Loving Arsene Wenger yet also wanting him to leave the club is no contradiction.

I’m a part of a generation of Arsenal fans who grew up with Arsene Wenger. He’s the only Arsenal manager I’ve known.

I was three years old when he became manager of the club. I couldn’t even pronounce his name when he won his first double.

By the time I took a serious interest in football and started following the club religiously, Wenger had made history. He introduced the best of Arsenal to my life.

It’s impossible for me not be full of admiration for the man.

I’d love nothing more for Wenger to win another Premier League title at the club, even if reality suggests that’s unlikely. As a fan, it’s perfectly possible to wish him and his team every success while simultaneously acknowledging the reasons why that success won’t happen.

I’ll be the first to admit that Wenger knows more about football than I ever will, but his team no longer satisfies me as a fan.

It’s not just about the trophies – although those FA Cup wins were fantastic and are always welcome – but being excited about watching the team. At their best, Arsenal can still thrill like the best of them, but that best comes maybe once or twice a month.

In the meantime, they’re floundering from game to game, making the same mistakes and losing for the same reasons. For some reason, nobody is doing anything about it.

That’s a simplistic view of it but one I have to take because the evidence is mounting against Wenger.

We used to be able to externalise our problems. The competition was richer than us, and we never had the luck to compete. Yet the club has invested hundreds of million of pounds in players for little progress. Now it faces losing it’s two best players like it’s 2011 all over again.

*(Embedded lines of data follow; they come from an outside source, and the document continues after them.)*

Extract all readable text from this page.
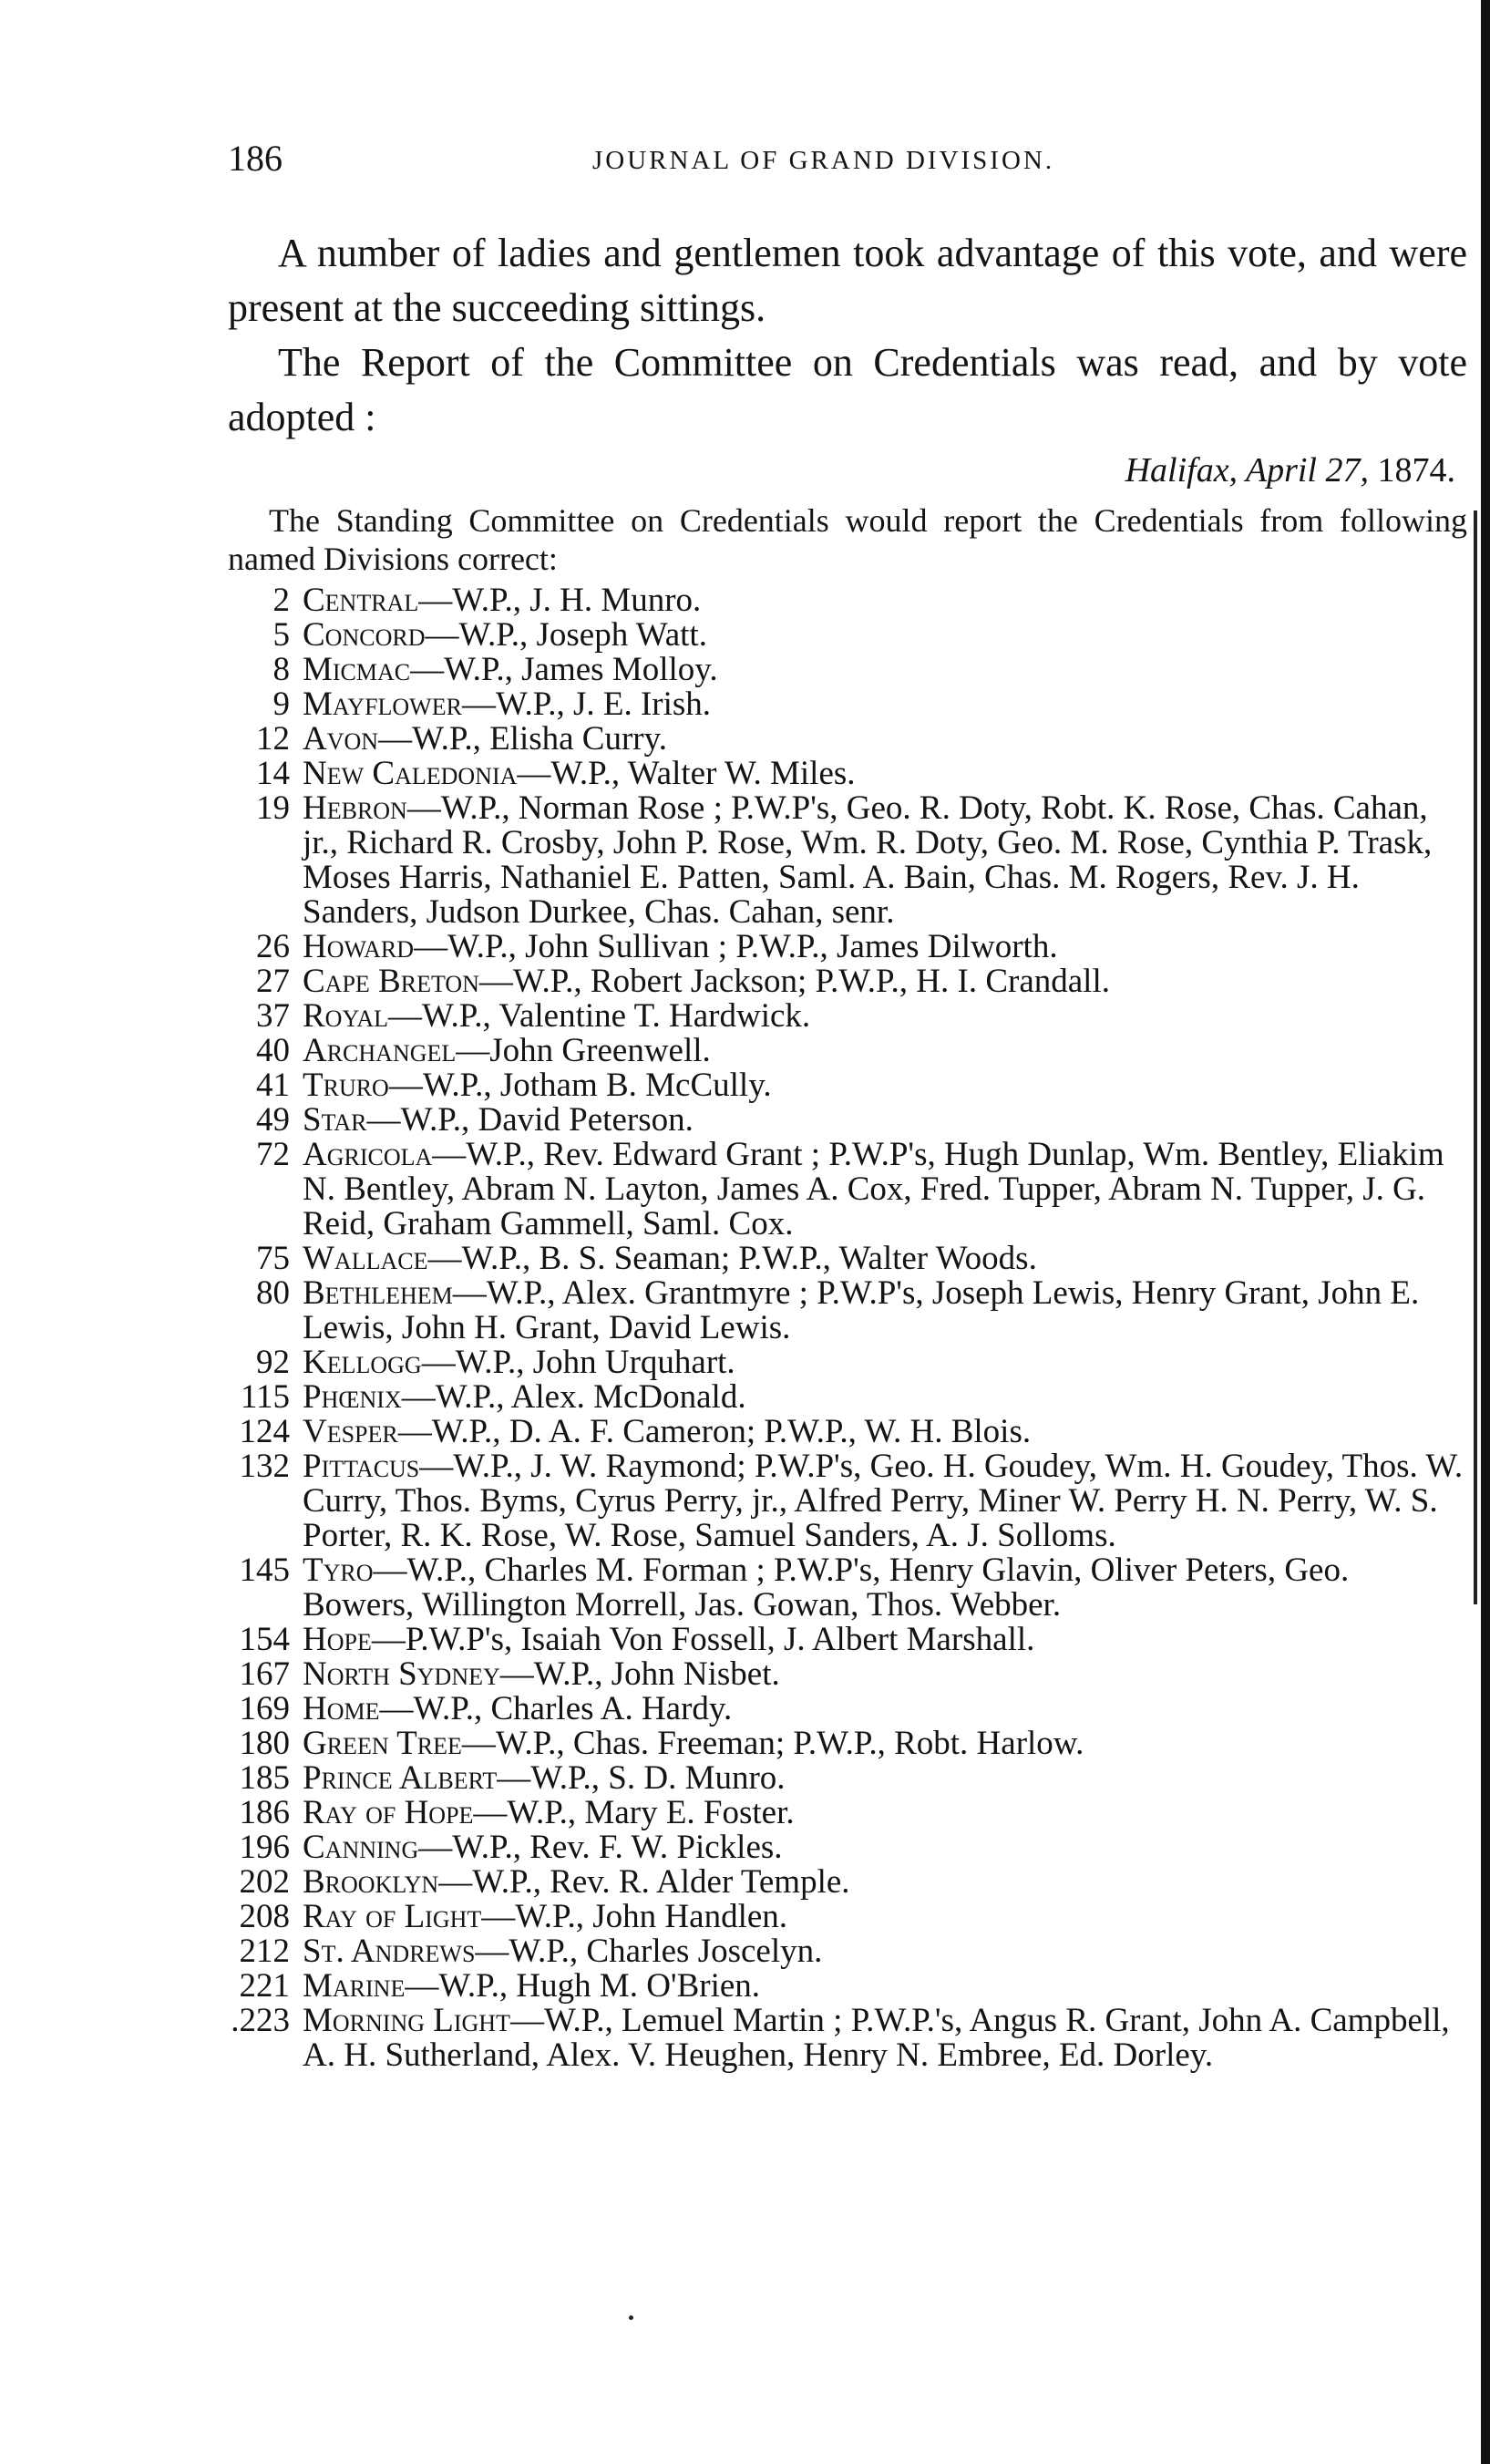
186	JOURNAL OF GRAND DIVISION.

A number of ladies and gentlemen took advantage of this vote, and were present at the succeeding sittings.

The Report of the Committee on Credentials was read, and by vote adopted :

Halifax, April 27, 1874.
The Standing Committee on Credentials would report the Credentials from following named Divisions correct:
2 Central—W.P., J. H. Munro.
5 Concord—W.P., Joseph Watt.
8 Micmac—W.P., James Molloy.
9 Mayflower—W.P., J. E. Irish.
12 Avon—W.P., Elisha Curry.
14 New Caledonia—W.P., Walter W. Miles.
19 Hebron—W.P., Norman Rose ; P.W.P's, Geo. R. Doty, Robt. K. Rose, Chas. Cahan, jr., Richard R. Crosby, John P. Rose, Wm. R. Doty, Geo. M. Rose, Cynthia P. Trask, Moses Harris, Nathaniel E. Patten, Saml. A. Bain, Chas. M. Rogers, Rev. J. H. Sanders, Judson Durkee, Chas. Cahan, senr.
26 Howard—W.P., John Sullivan ; P.W.P., James Dilworth.
27 Cape Breton—W.P., Robert Jackson; P.W.P., H. I. Crandall.
37 Royal—W.P., Valentine T. Hardwick.
40 Archangel—John Greenwell.
41 Truro—W.P., Jotham B. McCully.
49 Star—W.P., David Peterson.
72 Agricola—W.P., Rev. Edward Grant ; P.W.P's, Hugh Dunlap, Wm. Bentley, Eliakim N. Bentley, Abram N. Layton, James A. Cox, Fred. Tupper, Abram N. Tupper, J. G. Reid, Graham Gammell, Saml. Cox.
75 Wallace—W.P., B. S. Seaman; P.W.P., Walter Woods.
80 Bethlehem—W.P., Alex. Grantmyre ; P.W.P's, Joseph Lewis, Henry Grant, John E. Lewis, John H. Grant, David Lewis.
92 Kellogg—W.P., John Urquhart.
115 Phœnix—W.P., Alex. McDonald.
124 Vesper—W.P., D. A. F. Cameron; P.W.P., W. H. Blois.
132 Pittacus—W.P., J. W. Raymond; P.W.P's, Geo. H. Goudey, Wm. H. Goudey, Thos. W. Curry, Thos. Byms, Cyrus Perry, jr., Alfred Perry, Miner W. Perry H. N. Perry, W. S. Porter, R. K. Rose, W. Rose, Samuel Sanders, A. J. Solloms.
145 Tyro—W.P., Charles M. Forman ; P.W.P's, Henry Glavin, Oliver Peters, Geo. Bowers, Willington Morrell, Jas. Gowan, Thos. Webber.
154 Hope—P.W.P's, Isaiah Von Fossell, J. Albert Marshall.
167 North Sydney—W.P., John Nisbet.
169 Home—W.P., Charles A. Hardy.
180 Green Tree—W.P., Chas. Freeman; P.W.P., Robt. Harlow.
185 Prince Albert—W.P., S. D. Munro.
186 Ray of Hope—W.P., Mary E. Foster.
196 Canning—W.P., Rev. F. W. Pickles.
202 Brooklyn—W.P., Rev. R. Alder Temple.
208 Ray of Light—W.P., John Handlen.
212 St. Andrews—W.P., Charles Joscelyn.
221 Marine—W.P., Hugh M. O'Brien.
.223 Morning Light—W.P., Lemuel Martin ; P.W.P.'s, Angus R. Grant, John A. Campbell, A. H. Sutherland, Alex. V. Heughen, Henry N. Embree, Ed. Dorley.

It’s a maddening cycle that everyone wants to break free from but nobody is united on how to do it. Change the manager, change the players, change the board, change everything; it’s a situation that encourages you to take a side and for fans to bicker about what’s best.

Passions run high, tempers flare and people inevitably cross the line.

Unfortunately, there are negative implications whatever stance you take.

I believe that Arsenal need a new manager but in expressing that opinion I’m in danger of being called ungrateful and disrespectful, not just by fellow fans, but by pundits in the media, too.

Admiration for his past achievements shouldn’t blind us from the fact that football is a dynamic game. What worked before doesn’t necessarily work now, and Wenger isn’t the only one struggling with this. Just look at Carlo Ancelotti’s time at Bayern Munich or Jose Mourinho’s time at Chelsea and Manchester United.

That view can be put across constructively. I don’t need to call Wenger a dinosaur, or an old man, or any of the other derogatory labels some fans give him. There’s no need to liken him to a dictator. Wenger doesn’t need to have won x number of trophies or purchased some of the finest players to grace the club to earn that bare minimum level of respect.

In the end, Wenger is a manager of a football team I like. I want that football team to be the best it can be, for my own pleasure and entertainment, and to that end, it needs a new manager.

It needs some stimulation from somewhere.

Asking Wenger to give up his job to achieve that is an entirely selfish position to take, but one I’m going to because I can’t go anywhere else. I’m not about to go and support Manchester City.

It’s at a point now where I truly feel it’d best for Wenger to leave the club.

He deserves to be remembered and appreciated for all the good things he did for the club, but that won’t happen if he remains in charge. He’s far too divisive a figure for that to happen.

I wouldn’t celebrate him leaving, but I’d welcome it so I could reflect on what’s been done and anticipate what’s to come, whether it’s a bright future or more mediocrity.